Votre orchidée vient de perdre ses dernières fleurs et vous vous demandez si tout est terminé. Elle semble nue, avec cette tige rigide qui dépasse du pot. Pourtant, la majorité des orchidées de salon sont des plantes vivaces. Après la floraison, elles n’entrent pas en phase terminale, mais dans un repos relatif où elles reconstituent leurs réserves avant de préparer une nouvelle hampe.
La question devient alors simple : comment entretenir une orchidée après floraison pour qu’elle refleurisse. Le plus courant, le Phalaenopsis ou orchidée papillon, peut offrir plusieurs floraisons par an si ses besoins sont respectés, quand d’autres genres demandent une vraie saison fraîche. Entre taille de la tige, eau, lumière et engrais, chaque geste compte. Cette courte période après la chute des fleurs pèse beaucoup sur la suite.
Orchidée défleurie : que faire de la hampe florale ?
Une fois les fleurs tombées, le premier réflexe consiste à observer la hampe florale. Sur un Phalaenopsis, si la tige reste verte et ferme, elle joue un rôle de réserve. Si elle jaunit ou sèche, elle ne donnera plus rien. Ce coup d’œil évite de couper trop tôt ou de garder une tige morte qui fatigue la plante. Ce diagnostic sert de point de départ pour relancer la floraison.
Quand la tige est verte, une taille de relance est possible. On coupe proprement juste au‑dessus du deuxième ou du troisième œil visible, avec un sécateur désinfecté, pour favoriser une ramification qui peut porter de nouveaux boutons. Si la tige est brune ou creuse, on fait plutôt une coupe franche à la base. Pour Dendrobium nobile, on garde les cannes épaisses tant qu’elles restent dures, car les fleurs naissent directement dessus.

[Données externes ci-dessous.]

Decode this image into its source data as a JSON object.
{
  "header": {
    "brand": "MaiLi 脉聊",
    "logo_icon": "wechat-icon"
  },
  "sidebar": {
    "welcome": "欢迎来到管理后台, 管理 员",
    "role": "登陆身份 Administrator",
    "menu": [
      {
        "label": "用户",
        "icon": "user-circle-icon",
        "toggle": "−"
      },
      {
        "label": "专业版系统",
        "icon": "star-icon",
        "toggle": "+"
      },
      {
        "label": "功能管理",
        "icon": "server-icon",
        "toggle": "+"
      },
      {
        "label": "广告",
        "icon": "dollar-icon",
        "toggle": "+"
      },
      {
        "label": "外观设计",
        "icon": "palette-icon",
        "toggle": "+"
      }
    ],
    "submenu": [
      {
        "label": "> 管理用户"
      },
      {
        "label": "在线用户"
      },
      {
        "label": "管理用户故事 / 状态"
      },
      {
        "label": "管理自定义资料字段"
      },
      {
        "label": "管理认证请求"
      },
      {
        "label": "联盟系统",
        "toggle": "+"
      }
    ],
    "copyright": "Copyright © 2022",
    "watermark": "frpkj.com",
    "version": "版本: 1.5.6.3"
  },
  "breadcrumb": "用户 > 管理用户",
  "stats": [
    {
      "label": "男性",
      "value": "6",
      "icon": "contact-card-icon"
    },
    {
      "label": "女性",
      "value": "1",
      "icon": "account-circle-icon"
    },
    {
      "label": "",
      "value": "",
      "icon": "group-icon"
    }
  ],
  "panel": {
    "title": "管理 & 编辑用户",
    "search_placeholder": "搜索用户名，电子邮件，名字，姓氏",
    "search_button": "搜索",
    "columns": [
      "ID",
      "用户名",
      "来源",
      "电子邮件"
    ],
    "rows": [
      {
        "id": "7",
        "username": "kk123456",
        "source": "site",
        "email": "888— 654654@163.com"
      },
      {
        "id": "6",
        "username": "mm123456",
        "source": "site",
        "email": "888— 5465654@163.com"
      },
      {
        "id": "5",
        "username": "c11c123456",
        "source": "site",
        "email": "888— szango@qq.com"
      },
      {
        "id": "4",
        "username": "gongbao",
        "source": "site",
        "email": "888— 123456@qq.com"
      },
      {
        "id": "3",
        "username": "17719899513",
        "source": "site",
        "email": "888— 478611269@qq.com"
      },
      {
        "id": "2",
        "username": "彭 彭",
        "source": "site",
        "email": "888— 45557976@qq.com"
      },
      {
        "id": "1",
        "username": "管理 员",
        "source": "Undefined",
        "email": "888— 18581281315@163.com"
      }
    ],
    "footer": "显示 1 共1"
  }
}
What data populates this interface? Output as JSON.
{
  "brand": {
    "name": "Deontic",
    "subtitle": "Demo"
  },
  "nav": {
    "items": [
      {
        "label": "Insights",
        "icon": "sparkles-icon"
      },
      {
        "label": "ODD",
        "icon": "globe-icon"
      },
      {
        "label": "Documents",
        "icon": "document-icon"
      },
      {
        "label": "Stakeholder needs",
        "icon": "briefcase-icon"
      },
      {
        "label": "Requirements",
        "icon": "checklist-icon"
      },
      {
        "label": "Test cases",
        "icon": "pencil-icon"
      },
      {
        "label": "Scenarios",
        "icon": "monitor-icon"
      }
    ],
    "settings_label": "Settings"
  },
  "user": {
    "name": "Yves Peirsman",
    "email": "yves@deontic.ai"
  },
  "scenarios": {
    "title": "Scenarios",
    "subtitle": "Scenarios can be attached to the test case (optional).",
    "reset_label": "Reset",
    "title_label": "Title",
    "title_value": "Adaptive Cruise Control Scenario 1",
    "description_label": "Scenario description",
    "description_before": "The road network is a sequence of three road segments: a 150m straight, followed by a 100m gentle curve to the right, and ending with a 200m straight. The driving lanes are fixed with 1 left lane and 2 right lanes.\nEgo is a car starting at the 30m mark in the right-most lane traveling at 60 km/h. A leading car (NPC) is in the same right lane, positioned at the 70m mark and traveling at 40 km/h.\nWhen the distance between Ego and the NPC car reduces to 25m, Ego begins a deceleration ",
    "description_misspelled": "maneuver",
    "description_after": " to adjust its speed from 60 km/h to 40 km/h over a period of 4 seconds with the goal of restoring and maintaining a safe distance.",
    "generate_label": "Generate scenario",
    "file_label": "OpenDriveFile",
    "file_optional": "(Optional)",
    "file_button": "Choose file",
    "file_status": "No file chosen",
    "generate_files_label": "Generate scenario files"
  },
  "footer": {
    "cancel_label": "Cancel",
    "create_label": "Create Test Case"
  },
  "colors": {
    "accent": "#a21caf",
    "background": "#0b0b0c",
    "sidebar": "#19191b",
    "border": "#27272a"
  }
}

Lumière, humidité et arrosage : installer les bonnes conditions
Après la floraison, l’orchidée a encore besoin de beaucoup de lumière, mais pas de soleil direct. Une fenêtre orientée à l’est ou à l’ouest lui convient très bien. L’air doit rester humide, avec une hygrométrie autour de 50 à 70 % ; un plateau de billes d’argile humides sous le pot aide déjà beaucoup. Côté température, 16 à 24 °C suffisent, avec pour Cymbidium et Dendrobium nobile des nuits plus fraîches, vers 10 à 15 °C en automne.
En période de repos relatif, l’orchidée demande moins d’eau. Un arrosage par bain tous les 10 à 15 jours suffit en général : on immerge le pot 10 à 20 minutes, puis on laisse bien égoutter pour que le substrat sèche entre deux bains. L’eau doit être douce, à température ambiante et si possible non calcaire ; à défaut, on laisse l’eau du robinet reposer 24 heures. Des racines vertes et charnues montrent un bon niveau d’hydratation, des racines grises et plissées un manque.
Engrais, rempotage et signes que l’orchidée va refleurir
Même défleurie, la plante continue à pousser. Un engrais spécial orchidées apporté une fois par mois, en alternance avec les bains, soutient sa vigueur. Pour un Phalaenopsis, une formule équilibrée de type 20‑20‑20 aide d’abord la croissance des feuilles et des racines. Quand une nouvelle hampe apparaît, on passe à un engrais plus riche en phosphore et potassium. Certaines espèces, comme Dendrobium nobile, réagissent mieux si l’on suspend les apports à l’automne avant leur floraison.
Le rempotage ne s’impose que si les racines débordent vraiment du pot, ou si le substrat se tasse et reste détrempé. Pour l’orchidée papillon, un rempotage tous les deux à trois ans au printemps suffit. On choisit un mélange très drainant d’écorces de pin, de perlite et d’un peu de sphaigne, dans un pot bien percé. Ensuite, les signes de reprise apparaissent : feuilles fermes, nouvelles racines brillantes, collet qui s’épaissit, puis petite hampe entre deux feuilles chez le Phalaenopsis, ou hampes qui se forment après un séjour au frais chez le Cymbidium.